Which one you use will depend upon which one is more convenient for whatever operations you're doing.
Let's take some simple examples:
If you're just doing regular texture mapping, you don't need to think about any of this at all; your fragment shader doesn't need to know where a fragment is in space; just the coordinate to use to sample from a texture map.
The simplest form of lighting calculation is
float lightAmount = clamp(0,1,dot( -light_direction, surface_normal ));, where 'light_direction' and 'surface_normal' tell you the direction the light is shining and the direction the surface faces.
It doesn't actually matter whether you express these directions in object local space, in world space, or in view space; the math works out exactly the same, as long as both vectors are in the same coordinate system.
In practice, it's awkward to convert the light direction into every object's local space, and so people don't tend to do that. But if you wanted to, you totally could, and there'd be no visible difference.
Folks on the Internet seem to have mostly settled on doing lighting calculations in view space (that is, relative to the camera), so that's mostly what you'll see in online tutorials. But for certain projects it may be simpler to do them in world space. Feel free to do whichever is simpler, or makes more sense for your program.
Simple (i.e.: uniform) fog is implemented by simply blending a fragment's color toward some constant value, based upon the distance from that fragment to the camera.
As above, you can do fog calculations in object-local space, in world-space, or in view-space; just take the camera's position in that coordinate system, subtract the fragment's position in that same coordinate system, and find the length of the resulting vector.
Of course, the same problem as with Lighting happens here; converting the camera position into object-local space for every object you render is a pain, so nobody actually does that. But you could, if you really wanted to.
Nobody does fog calculations in world-space, either, even though it'd be easy to do. No, everybody does fog calculations in view-space for one simple reason; in view-space, the camera is, by definition, located at coordinate (0,0,0). And so if you're doing the fog calculation in view-space, you don't have to subtract the camera position from the fragment position, because the camera position is 0; you can just use the fragment position in the fog calculation directly.
But if you really wanted to do your fog calculations in object-local space, or in world-space, you totally could, and it'd work, and nobody would be able to tell you weren't doing it the conventional way unless they actually read your shader code.

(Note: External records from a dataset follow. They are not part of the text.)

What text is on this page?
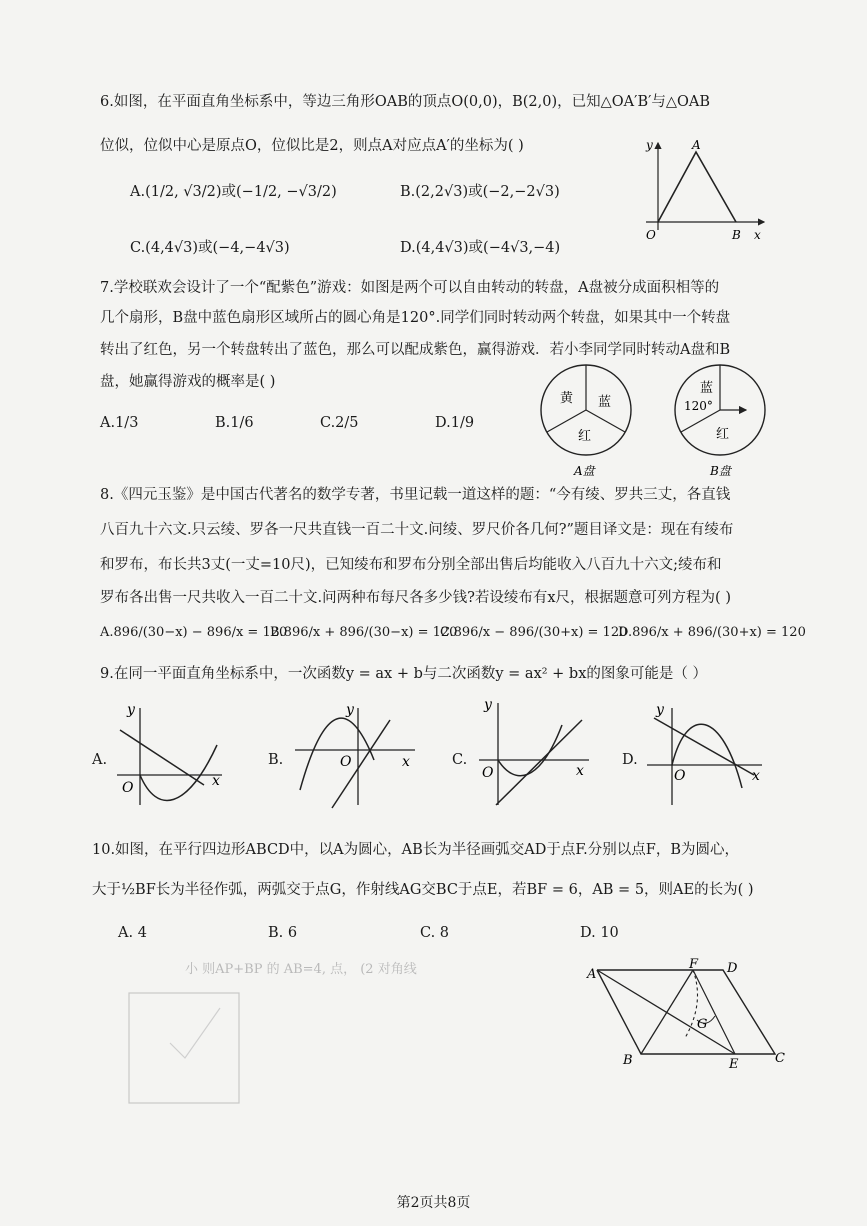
6.如图，在平面直角坐标系中，等边三角形OAB的顶点O(0,0)，B(2,0)，已知△OA′B′与△OAB
位似，位似中心是原点O，位似比是2，则点A对应点A′的坐标为( )
A.(1/2, √3/2)或(−1/2, −√3/2)	B.(2,2√3)或(−2,−2√3)
C.(4,4√3)或(−4,−4√3)	D.(4,4√3)或(−4√3,−4)
y	A
O	B x
7.学校联欢会设计了一个“配紫色”游戏：如图是两个可以自由转动的转盘，A盘被分成面积相等的
几个扇形，B盘中蓝色扇形区域所占的圆心角是120°.同学们同时转动两个转盘，如果其中一个转盘
转出了红色，另一个转盘转出了蓝色，那么可以配成紫色，赢得游戏．若小李同学同时转动A盘和B
盘，她赢得游戏的概率是( )
A.1/3	B.1/6	C.2/5	D.1/9
黄 蓝
红
A盘
蓝
120°
红
B盘
8.《四元玉鉴》是中国古代著名的数学专著，书里记载一道这样的题：“今有绫、罗共三丈，各直钱
八百九十六文.只云绫、罗各一尺共直钱一百二十文.问绫、罗尺价各几何?”题目译文是：现在有绫布
和罗布，布长共3丈(一丈=10尺)，已知绫布和罗布分别全部出售后均能收入八百九十六文;绫布和
罗布各出售一尺共收入一百二十文.问两种布每尺各多少钱?若设绫布有x尺，根据题意可列方程为( )
A.896/(30−x) − 896/x = 120
B.896/x + 896/(30−x) = 120
C.896/x − 896/(30+x) = 120
D.896/x + 896/(30+x) = 120
9.在同一平面直角坐标系中，一次函数y = ax + b与二次函数y = ax² + bx的图象可能是（ ）
A.
y
x
O
B.
y
x
O	C.
y
x
O
D.
y
x
O
10.如图，在平行四边形ABCD中，以A为圆心，AB长为半径画弧交AD于点F.分别以点F，B为圆心，
大于½BF长为半径作弧，两弧交于点G，作射线AG交BC于点E，若BF = 6，AB = 5，则AE的长为( )
A. 4	B. 6	C. 8	D. 10
小 则AP+BP 的 AB=4, 点， (2 对角线	A
F D
G
B	E	C
第2页共8页
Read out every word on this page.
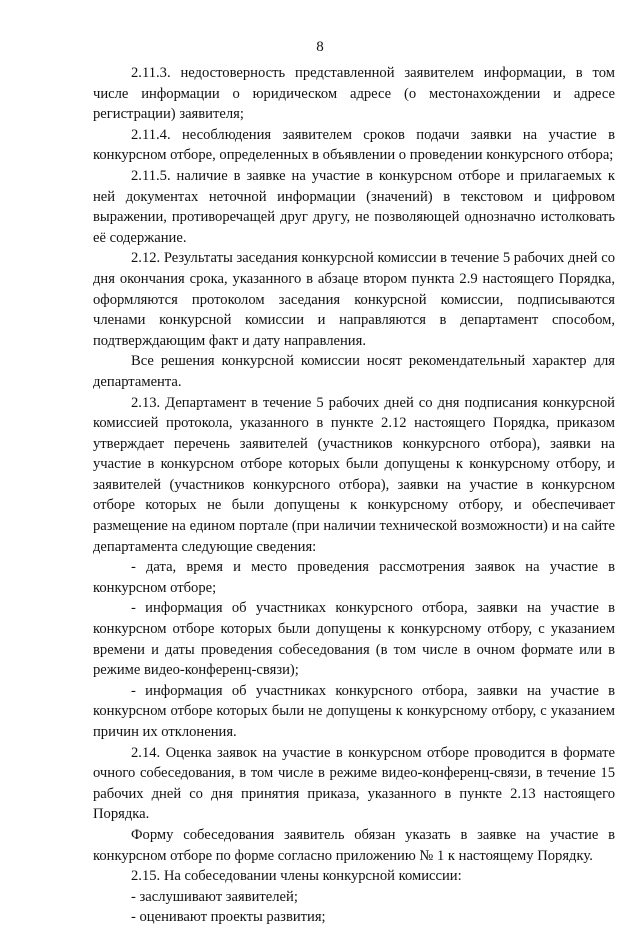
8

2.11.3. недостоверность представленной заявителем информации, в том числе информации о юридическом адресе (о местонахождении и адресе регистрации) заявителя;

2.11.4. несоблюдения заявителем сроков подачи заявки на участие в конкурсном отборе, определенных в объявлении о проведении конкурсного отбора;

2.11.5. наличие в заявке на участие в конкурсном отборе и прилагаемых к ней документах неточной информации (значений) в текстовом и цифровом выражении, противоречащей друг другу, не позволяющей однозначно истолковать её содержание.

2.12. Результаты заседания конкурсной комиссии в течение 5 рабочих дней со дня окончания срока, указанного в абзаце втором пункта 2.9 настоящего Порядка, оформляются протоколом заседания конкурсной комиссии, подписываются членами конкурсной комиссии и направляются в департамент способом, подтверждающим факт и дату направления.

Все решения конкурсной комиссии носят рекомендательный характер для департамента.

2.13. Департамент в течение 5 рабочих дней со дня подписания конкурсной комиссией протокола, указанного в пункте 2.12 настоящего Порядка, приказом утверждает перечень заявителей (участников конкурсного отбора), заявки на участие в конкурсном отборе которых были допущены к конкурсному отбору, и заявителей (участников конкурсного отбора), заявки на участие в конкурсном отборе которых не были допущены к конкурсному отбору, и обеспечивает размещение на едином портале (при наличии технической возможности) и на сайте департамента следующие сведения:

- дата, время и место проведения рассмотрения заявок на участие в конкурсном отборе;

- информация об участниках конкурсного отбора, заявки на участие в конкурсном отборе которых были допущены к конкурсному отбору, с указанием времени и даты проведения собеседования (в том числе в очном формате или в режиме видео-конференц-связи);

- информация об участниках конкурсного отбора, заявки на участие в конкурсном отборе которых были не допущены к конкурсному отбору, с указанием причин их отклонения.

2.14. Оценка заявок на участие в конкурсном отборе проводится в формате очного собеседования, в том числе в режиме видео-конференц-связи, в течение 15 рабочих дней со дня принятия приказа, указанного в пункте 2.13 настоящего Порядка.

Форму собеседования заявитель обязан указать в заявке на участие в конкурсном отборе по форме согласно приложению № 1 к настоящему Порядку.

2.15. На собеседовании члены конкурсной комиссии:

- заслушивают заявителей;

- оценивают проекты развития;
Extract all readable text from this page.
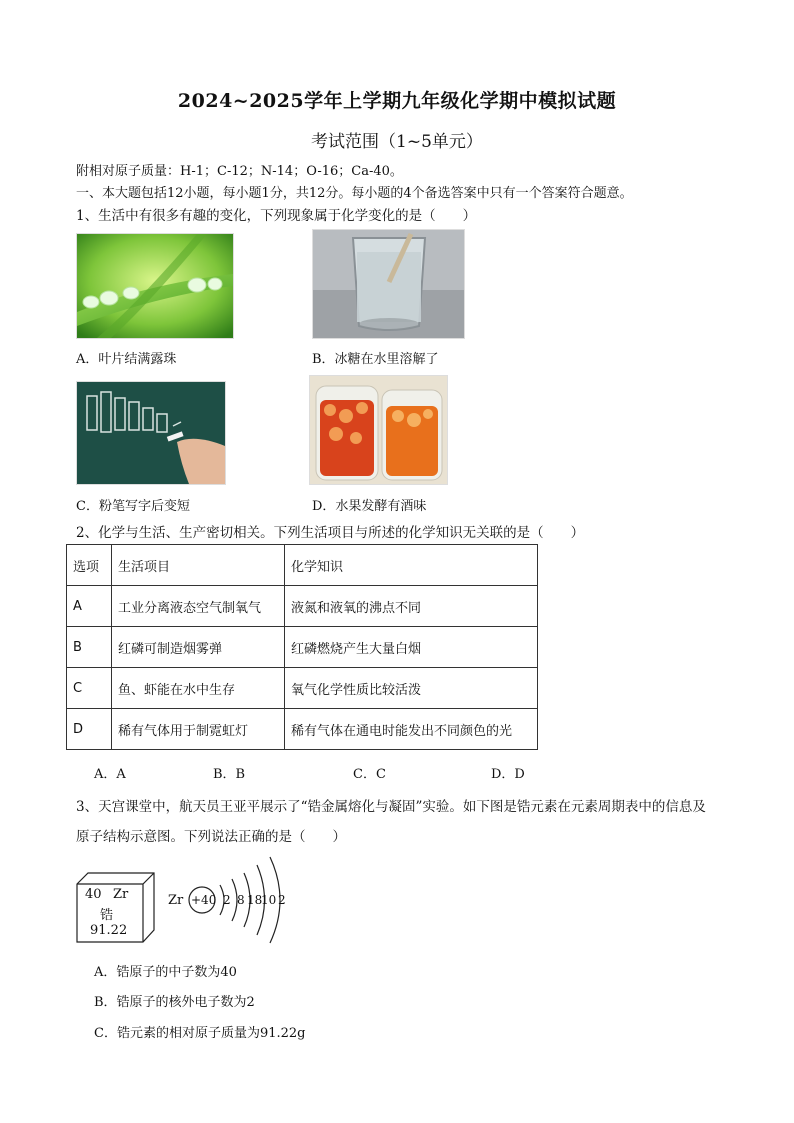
2024~2025学年上学期九年级化学期中模拟试题
考试范围（1~5单元）
附相对原子质量：H-1；C-12；N-14；O-16；Ca-40。
一、本大题包括12小题，每小题1分，共12分。每小题的4个备选答案中只有一个答案符合题意。
1、生活中有很多有趣的变化，下列现象属于化学变化的是（　　）
A．叶片结满露珠	B．冰糖在水里溶解了
C．粉笔写字后变短	D．水果发酵有酒味
2、化学与生活、生产密切相关。下列生活项目与所述的化学知识无关联的是（　　）
选项	生活项目	化学知识
A	工业分离液态空气制氧气	液氮和液氧的沸点不同
B	红磷可制造烟雾弹	红磷燃烧产生大量白烟
C	鱼、虾能在水中生存	氧气化学性质比较活泼
D	稀有气体用于制霓虹灯	稀有气体在通电时能发出不同颜色的光
A．A	B．B	C．C	D．D
3、天宫课堂中，航天员王亚平展示了“锆金属熔化与凝固”实验。如下图是锆元素在元素周期表中的信息及
原子结构示意图。下列说法正确的是（　　）
40 Zr
锆
91.22
Zr +40 2 8 18
10 2
A．锆原子的中子数为40
B．锆原子的核外电子数为2
C．锆元素的相对原子质量为91.22g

That's really all that's going on in that article. Pointing out that there are these different coordinate systems available to you, and you can use whichever ones you like depending upon which is most convenient for whatever you're trying to do. And it isn't about different "kinds" of fragment shading which you must make a hard decision between; it's not unusual to use each of these different coordinate spaces in different parts of a single shader.